Another lurker responds.

     I work in the VIEW (Virtual Interactive Environment Workstaton) lab at
NASA Ames Research Center.  The VIVED project was started in 1984 by Mike
McGreevy, and the VIEW project was an off-shoot of VIVED.  When I joined
the project in 1987, Scott Fisher was running the VIEW project.  Some of the
hardware development, and almost all of the software development and systems
integration have been done by Sterling Software, a contractor to NASA Ames.

     Under Scott Fisher's direction, the VIEW project developed a
general-purpose, multi-sensory, personal simulator and telepresence device.
The initial operating configuration was completed last spring and it
included head and hand tracking (Polhemus), wide field-of-view stereo
head-mounted displays (LEEP Optics & monochrome LCDs), 3-D audio output
(Crystal Rivers Convolvotron), glove for gesture recognition (VPL DataGlove),
a boom-mounted CRT display (Sterling Software), and a remote camera platform
(Fake Space).

     Some of the initial scenarios developed for VIEW were the teleoperation
of a (virtual) puma arm robot, an astronaut EVA scenario, a virtual
theramin, and fluid flow visualization.

     The lab's current direction is to focus on a few specific research issues.
One project is to connect the VIEW environment to a real Puma arm and study
the effect of improved force-torque displays on teleoperations.  Another
project, perhaps the most interesting to VR enthusiasts, is a joint study
between the VIEW lab and the computational fluid dynamics group at Ames.
The project will study human interaction with various virtual control devices.
A third project simply uses the VIEW environment as a simulator to study the
amount of fuel that would be used by a 'lost' astronaut trying to fly back to
the space station.

     Our host computer is an HP 9000/835 and the graphics can be processed
on either a Canadian-made graphics computer (ISG Technologies) or the
HP's SRX graphics boxes.  We have an 18-page Macintosh document which
is an overview of our hardware sub-systems and software conventions and
paradigms.  I will e-mail a text-only version of this document to readers
who e-mail me a request for it before the end of January.

     The VIEW lab is currently under an umbrella group called the Spatial
Displays and Instruments Labs.  Two other labs in this group are Spatial
Audio Display lab and Virtual Planetary Exploration (VPE) lab.  The Audio lab,
run by Beth Wenzel, is developing digital signal-processing techniques and
the technology platform required for three-dimensional auditory displays.
The work is based on psychoacoustic principles of auditory localization and
there is ongoing supporting research aimed at perceptually validating and
improving the display.

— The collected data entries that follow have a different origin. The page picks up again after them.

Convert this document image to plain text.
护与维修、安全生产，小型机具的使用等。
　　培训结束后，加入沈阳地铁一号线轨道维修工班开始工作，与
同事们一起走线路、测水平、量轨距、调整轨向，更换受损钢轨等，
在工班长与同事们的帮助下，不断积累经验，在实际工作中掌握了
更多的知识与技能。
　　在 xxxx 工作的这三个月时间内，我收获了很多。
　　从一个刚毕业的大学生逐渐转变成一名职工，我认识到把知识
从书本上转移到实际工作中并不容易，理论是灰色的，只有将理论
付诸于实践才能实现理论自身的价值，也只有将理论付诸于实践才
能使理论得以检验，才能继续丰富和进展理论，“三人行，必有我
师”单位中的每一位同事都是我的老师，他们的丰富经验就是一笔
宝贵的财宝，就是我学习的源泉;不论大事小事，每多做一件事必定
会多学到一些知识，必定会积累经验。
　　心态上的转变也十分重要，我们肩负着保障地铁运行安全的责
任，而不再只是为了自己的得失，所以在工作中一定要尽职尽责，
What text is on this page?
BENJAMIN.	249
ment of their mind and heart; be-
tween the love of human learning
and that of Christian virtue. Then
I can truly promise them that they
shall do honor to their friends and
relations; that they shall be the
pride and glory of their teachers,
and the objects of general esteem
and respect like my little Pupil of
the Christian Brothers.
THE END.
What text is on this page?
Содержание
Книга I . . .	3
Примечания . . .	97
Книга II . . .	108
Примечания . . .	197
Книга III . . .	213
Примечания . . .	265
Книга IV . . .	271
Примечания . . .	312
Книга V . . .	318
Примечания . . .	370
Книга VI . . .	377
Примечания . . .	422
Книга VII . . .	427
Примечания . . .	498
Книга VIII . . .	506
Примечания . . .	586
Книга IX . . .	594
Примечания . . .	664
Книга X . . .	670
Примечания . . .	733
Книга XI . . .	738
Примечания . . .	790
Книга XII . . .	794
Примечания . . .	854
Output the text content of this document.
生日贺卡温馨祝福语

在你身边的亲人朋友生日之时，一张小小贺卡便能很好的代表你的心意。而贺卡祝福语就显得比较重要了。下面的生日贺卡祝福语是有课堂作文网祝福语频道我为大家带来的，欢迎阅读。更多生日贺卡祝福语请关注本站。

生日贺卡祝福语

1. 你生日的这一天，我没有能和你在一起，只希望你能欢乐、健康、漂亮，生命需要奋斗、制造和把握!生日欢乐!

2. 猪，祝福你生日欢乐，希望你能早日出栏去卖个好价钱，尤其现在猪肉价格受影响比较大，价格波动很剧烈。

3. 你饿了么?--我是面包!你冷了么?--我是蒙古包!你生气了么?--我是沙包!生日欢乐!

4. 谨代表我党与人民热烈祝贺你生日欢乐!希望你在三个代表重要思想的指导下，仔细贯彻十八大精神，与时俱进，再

The realtime hardware, called the Convolvotron, was
developed with Scott Foster of Crystal River Engineering.

     The VPE lab, run by Mike McGreevy, is investigating ways to help
planetary geologists remotely analyze the surface of a planet.  They are
applying virtual reality techniques to "virtually explore" planetary
terrains.  Their host computer is a Stardent GS2000, and they are using
VPL Eyephones.  Their data are height fields derived from Viking images
of Mars, and a typical scene will contain tens of thousands of polygons.